It had to come, that fateful day when I had to return to work. I am sure some of those who knew a little would think it was just a holiday, a break, but I know different.
I am lucky I do enjoy my work, that is the type of work, I am not saying I like the crap that surrounds it: I now despise what has happened to me and I cannot see a way of forgiving them.
Unexpectedly I was greeted when I opened the main door by a lady who has a very nice cense of humour and a whitty tounge that is not hurtful, thought provoking, and nothing else. Not much given away by me – just off sick.
The office was very quite which was good as it allowed me to get sorted without the fear of being caught by inquisitive people.
Offices coffee spots are a strange creation but are only just utilitarian in nature. Busy sometimes, quite other times: sometimes private but mostly not. While you see people regularly only sometimes do you get to know someone outside of your immediate work colleagues, so I was surprised to be asked questions about my plight by a relative stranger who appeared to know than the average person. I naturally do have things to say but at work it’s different – caution, so I resisted to elaborate to much. Yes, glad to be back, shame the group was still having problems but things will improve.
I had returned on a quite day but people in the team arrived and it became clear things had not progress as perhaps the masters had anticipated or the client had expected.
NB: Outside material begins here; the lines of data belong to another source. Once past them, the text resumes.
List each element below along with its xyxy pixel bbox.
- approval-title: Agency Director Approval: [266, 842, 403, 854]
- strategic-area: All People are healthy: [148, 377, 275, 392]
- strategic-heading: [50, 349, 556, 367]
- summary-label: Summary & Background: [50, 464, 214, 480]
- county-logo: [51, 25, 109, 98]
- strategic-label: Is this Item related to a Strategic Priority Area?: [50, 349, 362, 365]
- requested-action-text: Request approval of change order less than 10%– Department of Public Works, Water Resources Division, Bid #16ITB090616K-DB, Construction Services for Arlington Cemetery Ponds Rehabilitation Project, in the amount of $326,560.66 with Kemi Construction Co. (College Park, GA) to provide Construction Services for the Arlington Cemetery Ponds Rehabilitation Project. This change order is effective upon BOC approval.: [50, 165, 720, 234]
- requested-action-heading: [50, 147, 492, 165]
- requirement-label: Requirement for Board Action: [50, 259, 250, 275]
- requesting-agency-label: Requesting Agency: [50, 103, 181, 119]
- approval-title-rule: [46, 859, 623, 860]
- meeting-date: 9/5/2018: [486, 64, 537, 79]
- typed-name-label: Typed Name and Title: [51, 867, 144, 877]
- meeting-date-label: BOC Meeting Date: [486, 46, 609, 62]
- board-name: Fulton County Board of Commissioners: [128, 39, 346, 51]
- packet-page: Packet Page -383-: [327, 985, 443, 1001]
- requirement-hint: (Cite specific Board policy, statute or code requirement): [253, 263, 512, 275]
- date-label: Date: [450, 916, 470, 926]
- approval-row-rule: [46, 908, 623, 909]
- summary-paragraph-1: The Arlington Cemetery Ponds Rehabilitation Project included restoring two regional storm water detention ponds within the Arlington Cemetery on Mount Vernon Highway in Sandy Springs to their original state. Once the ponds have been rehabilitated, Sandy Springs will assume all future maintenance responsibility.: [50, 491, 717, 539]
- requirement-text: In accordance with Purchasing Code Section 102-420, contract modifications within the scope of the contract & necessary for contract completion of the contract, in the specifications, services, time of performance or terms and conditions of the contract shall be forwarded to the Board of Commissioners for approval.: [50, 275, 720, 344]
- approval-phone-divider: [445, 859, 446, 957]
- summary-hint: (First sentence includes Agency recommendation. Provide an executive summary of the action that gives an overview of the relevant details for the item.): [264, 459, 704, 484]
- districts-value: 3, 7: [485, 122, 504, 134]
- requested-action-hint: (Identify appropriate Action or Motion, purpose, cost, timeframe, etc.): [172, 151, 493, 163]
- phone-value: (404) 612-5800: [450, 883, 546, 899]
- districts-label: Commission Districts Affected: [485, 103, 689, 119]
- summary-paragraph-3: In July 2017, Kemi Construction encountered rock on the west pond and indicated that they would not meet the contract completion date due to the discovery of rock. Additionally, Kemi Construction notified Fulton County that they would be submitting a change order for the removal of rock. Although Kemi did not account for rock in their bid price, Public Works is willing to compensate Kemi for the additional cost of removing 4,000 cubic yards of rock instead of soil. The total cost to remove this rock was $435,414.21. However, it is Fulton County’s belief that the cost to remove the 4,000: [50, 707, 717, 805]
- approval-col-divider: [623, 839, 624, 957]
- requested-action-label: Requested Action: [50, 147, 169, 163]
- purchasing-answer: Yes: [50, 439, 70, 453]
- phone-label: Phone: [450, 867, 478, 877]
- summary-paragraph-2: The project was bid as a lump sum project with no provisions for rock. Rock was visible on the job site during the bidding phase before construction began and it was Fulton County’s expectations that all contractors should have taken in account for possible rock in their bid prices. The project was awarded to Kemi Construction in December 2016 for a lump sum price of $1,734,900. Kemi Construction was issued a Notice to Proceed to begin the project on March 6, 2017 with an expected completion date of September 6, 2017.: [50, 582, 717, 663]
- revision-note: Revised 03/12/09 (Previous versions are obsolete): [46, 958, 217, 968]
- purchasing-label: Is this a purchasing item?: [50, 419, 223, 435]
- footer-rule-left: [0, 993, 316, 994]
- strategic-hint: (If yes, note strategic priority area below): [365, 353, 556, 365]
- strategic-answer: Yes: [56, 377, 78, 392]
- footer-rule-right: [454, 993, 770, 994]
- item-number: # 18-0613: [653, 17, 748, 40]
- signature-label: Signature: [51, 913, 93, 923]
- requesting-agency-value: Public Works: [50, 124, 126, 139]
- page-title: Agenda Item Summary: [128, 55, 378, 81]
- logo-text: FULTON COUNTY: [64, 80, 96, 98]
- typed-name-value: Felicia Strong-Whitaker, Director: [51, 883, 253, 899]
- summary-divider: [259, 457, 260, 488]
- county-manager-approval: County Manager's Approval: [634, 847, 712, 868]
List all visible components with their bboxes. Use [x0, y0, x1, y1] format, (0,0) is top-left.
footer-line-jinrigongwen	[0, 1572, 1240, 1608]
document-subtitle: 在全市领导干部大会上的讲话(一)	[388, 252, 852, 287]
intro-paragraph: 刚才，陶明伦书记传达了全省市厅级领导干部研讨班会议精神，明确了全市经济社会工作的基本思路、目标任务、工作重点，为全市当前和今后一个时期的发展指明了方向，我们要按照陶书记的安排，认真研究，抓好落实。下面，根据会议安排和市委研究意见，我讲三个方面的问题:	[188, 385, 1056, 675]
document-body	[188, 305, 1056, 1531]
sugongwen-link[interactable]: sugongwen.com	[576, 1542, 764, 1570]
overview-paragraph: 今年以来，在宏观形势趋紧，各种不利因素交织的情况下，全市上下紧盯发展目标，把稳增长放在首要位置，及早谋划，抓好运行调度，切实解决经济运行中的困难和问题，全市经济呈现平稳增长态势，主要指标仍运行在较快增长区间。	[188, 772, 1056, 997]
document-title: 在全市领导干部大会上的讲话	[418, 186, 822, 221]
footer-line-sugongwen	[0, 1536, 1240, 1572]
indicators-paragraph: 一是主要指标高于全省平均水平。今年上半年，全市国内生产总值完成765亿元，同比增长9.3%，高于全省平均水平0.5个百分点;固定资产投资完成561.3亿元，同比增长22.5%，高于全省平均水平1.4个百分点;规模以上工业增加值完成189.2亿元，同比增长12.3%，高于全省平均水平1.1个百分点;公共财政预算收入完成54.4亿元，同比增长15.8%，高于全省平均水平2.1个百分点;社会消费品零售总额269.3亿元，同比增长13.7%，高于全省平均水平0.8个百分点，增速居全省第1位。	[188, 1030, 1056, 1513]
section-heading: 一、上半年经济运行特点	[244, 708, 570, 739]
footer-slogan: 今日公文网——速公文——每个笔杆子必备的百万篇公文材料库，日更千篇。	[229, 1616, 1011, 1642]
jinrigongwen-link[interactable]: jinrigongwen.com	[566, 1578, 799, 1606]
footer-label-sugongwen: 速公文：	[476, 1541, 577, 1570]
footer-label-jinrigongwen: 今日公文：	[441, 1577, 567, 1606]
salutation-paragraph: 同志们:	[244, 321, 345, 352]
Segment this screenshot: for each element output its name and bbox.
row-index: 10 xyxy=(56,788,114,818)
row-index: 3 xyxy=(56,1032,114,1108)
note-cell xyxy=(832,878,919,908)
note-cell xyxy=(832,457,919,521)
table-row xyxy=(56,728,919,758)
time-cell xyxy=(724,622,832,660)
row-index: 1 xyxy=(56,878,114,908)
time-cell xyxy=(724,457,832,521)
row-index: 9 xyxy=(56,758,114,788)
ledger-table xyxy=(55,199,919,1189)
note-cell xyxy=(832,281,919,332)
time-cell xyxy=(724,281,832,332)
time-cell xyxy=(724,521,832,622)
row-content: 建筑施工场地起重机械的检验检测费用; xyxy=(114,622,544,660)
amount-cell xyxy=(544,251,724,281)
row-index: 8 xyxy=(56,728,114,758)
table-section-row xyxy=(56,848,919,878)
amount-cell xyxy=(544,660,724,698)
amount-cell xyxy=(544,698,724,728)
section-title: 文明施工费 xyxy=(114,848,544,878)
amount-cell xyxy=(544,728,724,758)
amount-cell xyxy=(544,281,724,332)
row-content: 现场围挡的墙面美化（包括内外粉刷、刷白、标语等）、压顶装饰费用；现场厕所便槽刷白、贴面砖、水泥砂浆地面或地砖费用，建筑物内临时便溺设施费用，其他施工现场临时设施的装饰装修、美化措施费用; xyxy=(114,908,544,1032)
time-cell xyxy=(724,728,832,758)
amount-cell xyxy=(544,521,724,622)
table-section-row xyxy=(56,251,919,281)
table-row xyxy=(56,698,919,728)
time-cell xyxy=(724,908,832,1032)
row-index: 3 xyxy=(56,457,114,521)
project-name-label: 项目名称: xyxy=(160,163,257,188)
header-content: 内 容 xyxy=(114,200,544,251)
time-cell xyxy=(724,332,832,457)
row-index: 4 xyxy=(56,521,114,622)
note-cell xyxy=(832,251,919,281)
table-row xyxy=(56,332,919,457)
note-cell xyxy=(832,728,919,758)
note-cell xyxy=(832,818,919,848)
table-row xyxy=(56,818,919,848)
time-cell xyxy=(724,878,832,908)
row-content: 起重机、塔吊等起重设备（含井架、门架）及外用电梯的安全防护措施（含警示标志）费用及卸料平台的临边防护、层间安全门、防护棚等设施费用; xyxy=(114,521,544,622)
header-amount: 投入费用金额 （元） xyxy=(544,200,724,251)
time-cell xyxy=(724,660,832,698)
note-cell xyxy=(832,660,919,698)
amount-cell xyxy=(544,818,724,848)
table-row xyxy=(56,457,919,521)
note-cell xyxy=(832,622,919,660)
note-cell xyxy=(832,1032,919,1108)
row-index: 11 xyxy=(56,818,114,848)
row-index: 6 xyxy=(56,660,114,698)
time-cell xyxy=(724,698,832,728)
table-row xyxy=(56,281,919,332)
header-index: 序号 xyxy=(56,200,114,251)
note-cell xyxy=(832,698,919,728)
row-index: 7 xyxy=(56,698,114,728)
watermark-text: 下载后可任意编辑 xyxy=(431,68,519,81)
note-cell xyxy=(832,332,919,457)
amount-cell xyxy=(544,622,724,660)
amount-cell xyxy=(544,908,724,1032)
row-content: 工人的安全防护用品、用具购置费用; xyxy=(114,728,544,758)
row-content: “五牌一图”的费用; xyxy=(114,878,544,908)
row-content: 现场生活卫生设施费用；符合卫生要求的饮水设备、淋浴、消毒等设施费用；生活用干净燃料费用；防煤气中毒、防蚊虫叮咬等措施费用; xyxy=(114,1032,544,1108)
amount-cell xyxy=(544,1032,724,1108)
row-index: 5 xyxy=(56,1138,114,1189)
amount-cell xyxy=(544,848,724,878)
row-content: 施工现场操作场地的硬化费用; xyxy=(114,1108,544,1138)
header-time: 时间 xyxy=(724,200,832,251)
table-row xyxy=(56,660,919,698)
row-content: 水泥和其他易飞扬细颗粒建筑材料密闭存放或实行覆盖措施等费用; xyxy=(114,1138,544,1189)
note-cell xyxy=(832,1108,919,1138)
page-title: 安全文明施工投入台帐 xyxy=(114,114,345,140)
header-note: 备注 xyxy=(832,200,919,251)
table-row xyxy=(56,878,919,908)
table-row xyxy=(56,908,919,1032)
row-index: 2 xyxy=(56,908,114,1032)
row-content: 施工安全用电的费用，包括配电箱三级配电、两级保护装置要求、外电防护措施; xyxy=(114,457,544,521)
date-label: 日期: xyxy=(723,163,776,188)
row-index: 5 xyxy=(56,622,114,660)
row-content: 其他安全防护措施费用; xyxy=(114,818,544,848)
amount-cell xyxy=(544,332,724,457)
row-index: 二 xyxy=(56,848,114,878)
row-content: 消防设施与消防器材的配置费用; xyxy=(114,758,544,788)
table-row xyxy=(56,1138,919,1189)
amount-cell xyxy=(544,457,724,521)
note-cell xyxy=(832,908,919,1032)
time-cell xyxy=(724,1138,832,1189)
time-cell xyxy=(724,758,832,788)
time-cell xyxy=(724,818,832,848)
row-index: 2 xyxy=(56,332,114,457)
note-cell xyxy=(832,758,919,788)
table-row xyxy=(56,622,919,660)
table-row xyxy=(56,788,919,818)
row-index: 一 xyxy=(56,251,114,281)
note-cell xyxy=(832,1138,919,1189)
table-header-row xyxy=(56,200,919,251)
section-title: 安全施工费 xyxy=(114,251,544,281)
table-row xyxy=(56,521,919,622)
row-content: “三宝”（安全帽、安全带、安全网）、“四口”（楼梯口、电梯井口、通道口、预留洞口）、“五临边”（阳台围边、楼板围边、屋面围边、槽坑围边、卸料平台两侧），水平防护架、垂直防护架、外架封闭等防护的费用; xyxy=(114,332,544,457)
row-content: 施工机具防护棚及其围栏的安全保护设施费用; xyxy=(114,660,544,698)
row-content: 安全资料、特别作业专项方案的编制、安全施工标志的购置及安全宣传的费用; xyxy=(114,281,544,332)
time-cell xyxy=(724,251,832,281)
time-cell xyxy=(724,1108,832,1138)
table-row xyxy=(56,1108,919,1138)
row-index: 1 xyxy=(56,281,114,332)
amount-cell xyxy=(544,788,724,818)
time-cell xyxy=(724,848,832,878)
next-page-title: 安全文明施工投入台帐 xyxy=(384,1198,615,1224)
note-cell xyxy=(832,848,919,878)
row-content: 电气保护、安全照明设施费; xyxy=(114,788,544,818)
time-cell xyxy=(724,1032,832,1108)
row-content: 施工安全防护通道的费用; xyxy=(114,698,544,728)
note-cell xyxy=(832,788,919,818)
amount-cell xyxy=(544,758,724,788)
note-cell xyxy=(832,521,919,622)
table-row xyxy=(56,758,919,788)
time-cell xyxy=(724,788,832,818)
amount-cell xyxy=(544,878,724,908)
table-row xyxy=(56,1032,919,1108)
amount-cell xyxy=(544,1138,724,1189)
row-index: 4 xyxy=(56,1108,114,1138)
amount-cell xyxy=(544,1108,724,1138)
Two people are leaving the group as they are not happy with how we are being run. Other people are very reticent about how the work is being piled onto them as unrealistic deadlines are agreed with no reference to the available resources and no one seems to be getting a grip by managing the project. but it ain’t my worry.
If robing Peter to pay Paul was an Olympic sport we would have gold winners every time.
I was allocated some work and duly started. My aim was just to comply and get through the future and not take on any responsibility greater than for which I am paid. Now, this is difficult as I am a proactive person who will hunt our work and problems and get them sorted. I will look at problems and solve them with elegance and grace but for now I have to degrade my service and skills and not use my ability to the full; but it is essential that I work diligently and grow back to where I want to be.
I know there are going to be rough times in the very near future and I know I am going to be in the firing line but I fear not.